Portada » « Celui qui a fait ça va aux urgences pour travailler »

« Celui qui a fait ça va aux urgences pour travailler »

by Javier Tejera

(Adnkronos) – « Celui qui a fait ce projet de loi budgétaire, je voudrais l’envoyer aux urgences pendant une semaine ». C’est la provocation du microbiologiste et sénateur Pd Andrea Crisanti, qui commente le volet sanitaire de la manœuvre d’Adnkronos Salute et explique pourquoi il considère que les ressources que la disposition consacre au secteur sont insuffisantes. « Sommes-nous conscients que les urgences sont désormais gérées de manière coopérative à des coûts insensés et que les médecins et infirmières qui travaillent dans ces services se voient refuser des indemnités appropriées ? », s’interroge le scientifique, soulignant que ce poste ne sera renforcé qu’en 2024 « Comment pouvez-vous imaginer qu’un jeune médecin veuille se spécialiser en médecine d’urgence dans ces locaux ? », poursuit-il.

Et effectivement, souligne-t-il, « il faut laisser des places à cette spécialité ». Dans une telle situation, conclut Crisanti, « il n’est pas possible d’attirer des jeunes talentueux vers la médecine d’urgence, et Dieu seul sait à quel point le besoin est grand. » Parce qu’en médecine d’urgence en particulier, les décisions de vie ou de mort sont souvent prises pour choisir le juste un traitement d’une personne ».

Pour le microbiologiste, les remèdes prévus dans le chapitre santé de la manœuvre ne sont qu’« un palliatif ». L’augmentation de 2 milliards d’euros du Fonds national de santé « ne suffit pas » et les ressources dont dispose le secteur « ne peuvent suffire » pour résoudre ce que le scientifique italien appelle « les trois vraies urgences » de la santé italienne. C’est un choix « pour les amateurs à risque ».

La santé « voyage avec 10 milliards de sous-financements accumulés depuis 2008 – rappelle Adnkronos Salute – les 2 milliards dont nous parlons vont à peine couvrir le coût des factures » alourdies par une énergie chère. « Les soins de santé ont trois urgences, les listes d’attente, l’encombrement des salles d’urgence et le fonctionnement de la médecine de base, et ce sont trois choses interconnectées qui, si elles ne sont pas toutes traitées ensemble, ont un impact dramatique sur la santé des gens », prévient Crisanti.
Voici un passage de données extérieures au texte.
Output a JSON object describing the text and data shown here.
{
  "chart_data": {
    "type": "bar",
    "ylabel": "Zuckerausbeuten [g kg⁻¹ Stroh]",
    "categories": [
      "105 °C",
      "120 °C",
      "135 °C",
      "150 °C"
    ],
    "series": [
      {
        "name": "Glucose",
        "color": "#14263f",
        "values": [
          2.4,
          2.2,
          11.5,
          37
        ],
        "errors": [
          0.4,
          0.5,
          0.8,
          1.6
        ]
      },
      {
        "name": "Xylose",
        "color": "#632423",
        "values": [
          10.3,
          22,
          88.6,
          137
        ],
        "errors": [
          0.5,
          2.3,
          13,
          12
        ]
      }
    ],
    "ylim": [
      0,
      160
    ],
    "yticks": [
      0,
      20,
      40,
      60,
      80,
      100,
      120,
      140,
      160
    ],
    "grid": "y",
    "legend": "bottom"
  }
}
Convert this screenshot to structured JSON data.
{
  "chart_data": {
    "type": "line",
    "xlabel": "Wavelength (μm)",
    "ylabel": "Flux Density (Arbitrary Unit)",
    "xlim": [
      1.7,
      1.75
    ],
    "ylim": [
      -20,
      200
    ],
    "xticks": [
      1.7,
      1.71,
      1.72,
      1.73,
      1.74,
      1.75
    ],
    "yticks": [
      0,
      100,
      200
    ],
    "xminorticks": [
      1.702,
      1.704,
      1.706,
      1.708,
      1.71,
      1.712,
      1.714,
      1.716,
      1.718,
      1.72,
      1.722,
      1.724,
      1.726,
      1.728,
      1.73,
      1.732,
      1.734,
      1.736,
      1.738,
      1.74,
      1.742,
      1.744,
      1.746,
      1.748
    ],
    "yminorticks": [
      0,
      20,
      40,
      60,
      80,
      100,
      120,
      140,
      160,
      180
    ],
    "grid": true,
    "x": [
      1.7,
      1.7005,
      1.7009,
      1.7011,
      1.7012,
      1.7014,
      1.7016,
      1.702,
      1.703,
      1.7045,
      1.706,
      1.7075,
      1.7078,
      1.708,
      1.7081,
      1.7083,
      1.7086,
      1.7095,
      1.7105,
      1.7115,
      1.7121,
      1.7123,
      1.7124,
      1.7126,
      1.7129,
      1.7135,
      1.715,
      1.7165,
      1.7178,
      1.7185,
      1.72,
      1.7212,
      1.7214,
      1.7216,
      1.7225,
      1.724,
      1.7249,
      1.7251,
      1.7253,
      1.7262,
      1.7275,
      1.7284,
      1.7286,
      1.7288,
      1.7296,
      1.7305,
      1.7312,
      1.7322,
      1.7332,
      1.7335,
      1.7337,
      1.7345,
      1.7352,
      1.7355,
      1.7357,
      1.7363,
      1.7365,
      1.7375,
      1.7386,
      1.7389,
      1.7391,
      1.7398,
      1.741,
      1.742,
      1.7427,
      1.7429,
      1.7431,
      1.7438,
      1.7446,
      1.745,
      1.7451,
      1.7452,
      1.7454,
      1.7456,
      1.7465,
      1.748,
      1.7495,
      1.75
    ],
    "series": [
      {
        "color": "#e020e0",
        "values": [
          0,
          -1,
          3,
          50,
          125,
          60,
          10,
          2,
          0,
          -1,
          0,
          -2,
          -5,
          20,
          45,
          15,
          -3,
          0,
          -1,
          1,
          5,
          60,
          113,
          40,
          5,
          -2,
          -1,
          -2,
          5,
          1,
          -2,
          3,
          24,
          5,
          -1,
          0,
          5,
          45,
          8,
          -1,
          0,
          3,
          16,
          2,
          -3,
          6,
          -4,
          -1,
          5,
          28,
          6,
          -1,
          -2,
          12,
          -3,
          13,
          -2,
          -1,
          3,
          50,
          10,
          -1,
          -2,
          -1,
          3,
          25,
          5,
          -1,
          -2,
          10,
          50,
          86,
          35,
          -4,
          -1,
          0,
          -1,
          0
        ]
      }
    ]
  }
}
« Si vous n’investissez pas dans la technologie et les ressources humaines, vous ne résoudrez pas le problème des listes d’attente – poursuit le microbiologiste – si vous ne changez pas l’approche et la coordination des médecins généralistes, si vous ne créez pas cette communauté et il n’y a pas de filtre aux urgences, nous ne donnons pas à nos patients la bonne aide. Le fait que 70% des accès aux urgences soient des codes blancs et verts témoigne de l’échec global des soins de santé territoriaux car là non, ces cas doivent aller aux urgences. Et le fait qu’ils y arrivent témoigne du désespoir des gens », prévient Crisanti. « L’allocation prévue par la manœuvre ne fait rien pour ces trois urgences ».

Et puis, ajoute-t-il, élargissant la vision de la mesure dans son ensemble : « Il n’y a jamais eu de manœuvre économique qui enlève aux pauvres et donne aux riches un changement drastique pour qu’ils retrouvent espoir et opportunités de rédemption, vous voyez que  » Le vrai visage de ce gouvernement. C’est la même chose qui se passe en Angleterre : les groupes les plus faibles qui ont voté pour eux sont punis, trahis, comme je l’avais prédit ».